The key is not to think about precise bottom fishing. My suggestion is to wait until the 5-minute K-line breaks below the previous consolidation low (for example, 27.0). Then, when the price rebounds but does not break this low, consider entering a short position. This way, you can at least confirm the direction rather than guessing blindly.
The logic for reducing positions after entry is also very important. Once a 20% profit target is reached, close 50% of the position to lock in gains. Move the stop-loss of the remaining half to the cost basis, so you can continue to pursue larger downward movements while controlling risk. But there is a strict requirement—if the price breaks above 31.50 and then retests without breaking below, you must cut losses decisively, because this usually indicates funds are entering the next rally cycle.
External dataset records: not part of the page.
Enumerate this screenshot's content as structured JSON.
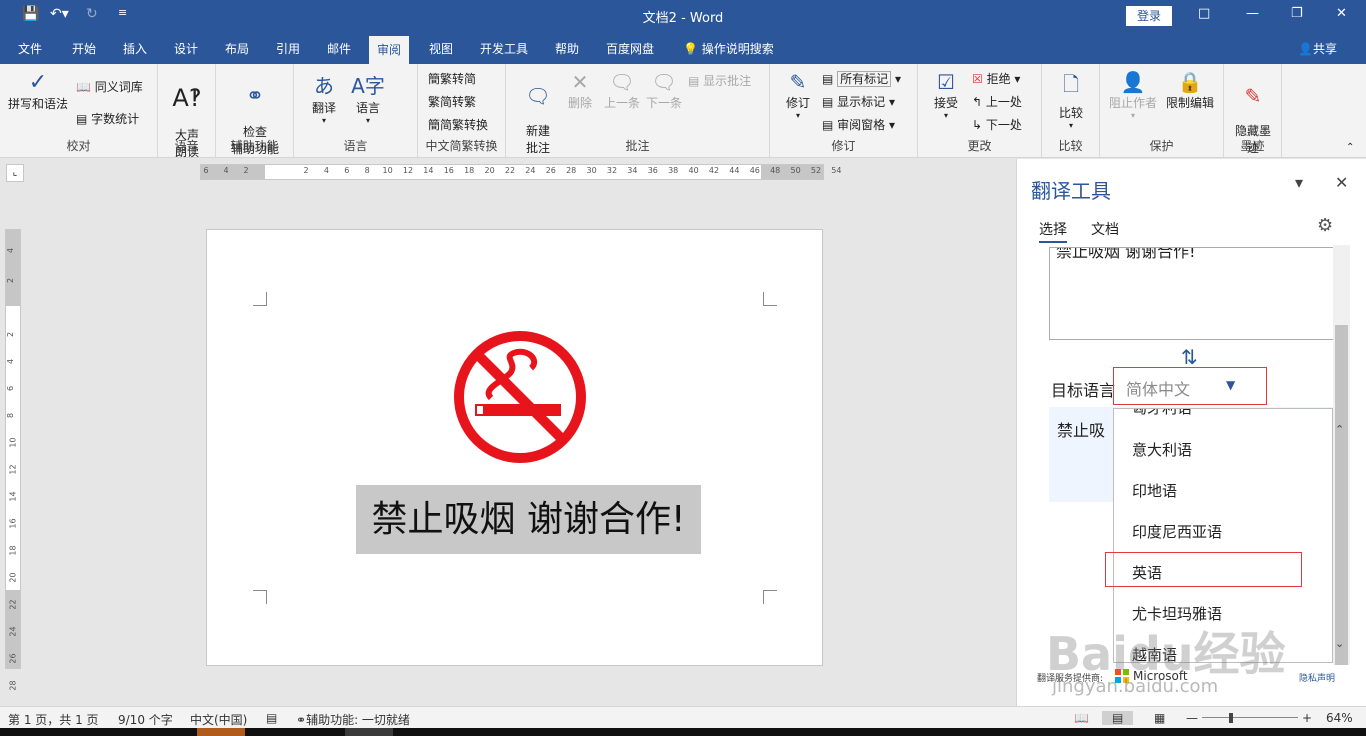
{
  "window": {
    "title": "文档2  -  Word",
    "login": "登录"
  },
  "tabs": [
    "文件",
    "开始",
    "插入",
    "设计",
    "布局",
    "引用",
    "邮件",
    "审阅",
    "视图",
    "开发工具",
    "帮助",
    "百度网盘"
  ],
  "active_tab": "审阅",
  "tell_me": "操作说明搜索",
  "share": "共享",
  "ribbon": {
    "proofing": {
      "label": "校对",
      "spelling": "拼写和语法",
      "thesaurus": "同义词库",
      "word_count": "字数统计"
    },
    "speech": {
      "label": "语音",
      "read_aloud": "大声\n朗读"
    },
    "accessibility": {
      "label": "辅助功能",
      "check": "检查\n辅助功能"
    },
    "language": {
      "label": "语言",
      "translate": "翻译",
      "language": "语言"
    },
    "chinese": {
      "label": "中文简繁转换",
      "to_simplified": "繁转简",
      "to_traditional": "简转繁",
      "convert": "简繁转换"
    },
    "comments": {
      "label": "批注",
      "new": "新建\n批注",
      "delete": "删除",
      "prev": "上一条",
      "next": "下一条",
      "show": "显示批注"
    },
    "tracking": {
      "label": "修订",
      "track": "修订",
      "all_markup": "所有标记",
      "show_markup": "显示标记",
      "review_pane": "审阅窗格"
    },
    "changes": {
      "label": "更改",
      "accept": "接受",
      "reject": "拒绝",
      "prev": "上一处",
      "next": "下一处"
    },
    "compare": {
      "label": "比较",
      "compare": "比较"
    },
    "protect": {
      "label": "保护",
      "block": "阻止作者",
      "restrict": "限制编辑"
    },
    "ink": {
      "label": "墨迹",
      "hide": "隐藏墨\n迹"
    }
  },
  "document": {
    "text": "禁止吸烟  谢谢合作!",
    "sign_color": "#e8141c"
  },
  "translator": {
    "title": "翻译工具",
    "tab_selection": "选择",
    "tab_document": "文档",
    "source_text": "禁止吸烟 谢谢合作!",
    "target_label": "目标语言",
    "target_value": "简体中文",
    "output_text": "禁止吸",
    "languages": [
      "匈牙利语",
      "意大利语",
      "印地语",
      "印度尼西亚语",
      "英语",
      "尤卡坦玛雅语",
      "越南语"
    ],
    "highlighted": "英语",
    "provider": "翻译服务提供商:",
    "provider_name": "Microsoft",
    "privacy": "隐私声明"
  },
  "status": {
    "page": "第 1 页，共 1 页",
    "words": "9/10 个字",
    "lang": "中文(中国)",
    "accessibility": "辅助功能: 一切就绪",
    "zoom": "64%"
  },
  "ruler": {
    "h_ticks": [
      "6",
      "4",
      "2",
      "2",
      "4",
      "6",
      "8",
      "10",
      "12",
      "14",
      "16",
      "18",
      "20",
      "22",
      "24",
      "26",
      "28",
      "30",
      "32",
      "34",
      "36",
      "38",
      "40",
      "42",
      "44",
      "46",
      "48",
      "50",
      "52",
      "54"
    ],
    "v_ticks": [
      "4",
      "2",
      "2",
      "4",
      "6",
      "8",
      "10",
      "12",
      "14",
      "16",
      "18",
      "20",
      "22",
      "24",
      "26",
      "28"
    ]
  },
  "watermark": {
    "brand": "Baidu经验",
    "url": "jingyan.baidu.com"
  }
}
Regarding time cost, for highly volatile assets like this, if it consolidates sideways for more than two hours without movement, my approach is to exit directly. It’s a waste of time and could be caught off guard by a sudden surge, which is not worth it.
On hedging strategies, if RIVER remains stagnant at high levels, your funds are essentially locked in. At this point, you can look at other assets, such as DASH or UNI, which have only risen 10%-15% and are just starting to move. Their potential for catching up is often more certain than RIVER’s retracement space. A different approach might yield more stable returns.
You also need to keep an eye on BTC’s movement, especially on the 15-minute chart. If BTC retraces, coins like RIVER that have surged too much are usually the first to fall, with declines twice as large as the market. This is a point often overlooked in routine operations.
Finally, about leverage. A 20x leverage has very low tolerance. If RIVER’s volatility becomes too intense, with 1-minute swings exceeding 2%, I recommend reducing leverage to 10x and widening the stop-loss range. This makes trading more stable and helps achieve daily profit targets without taking on excessively high risks.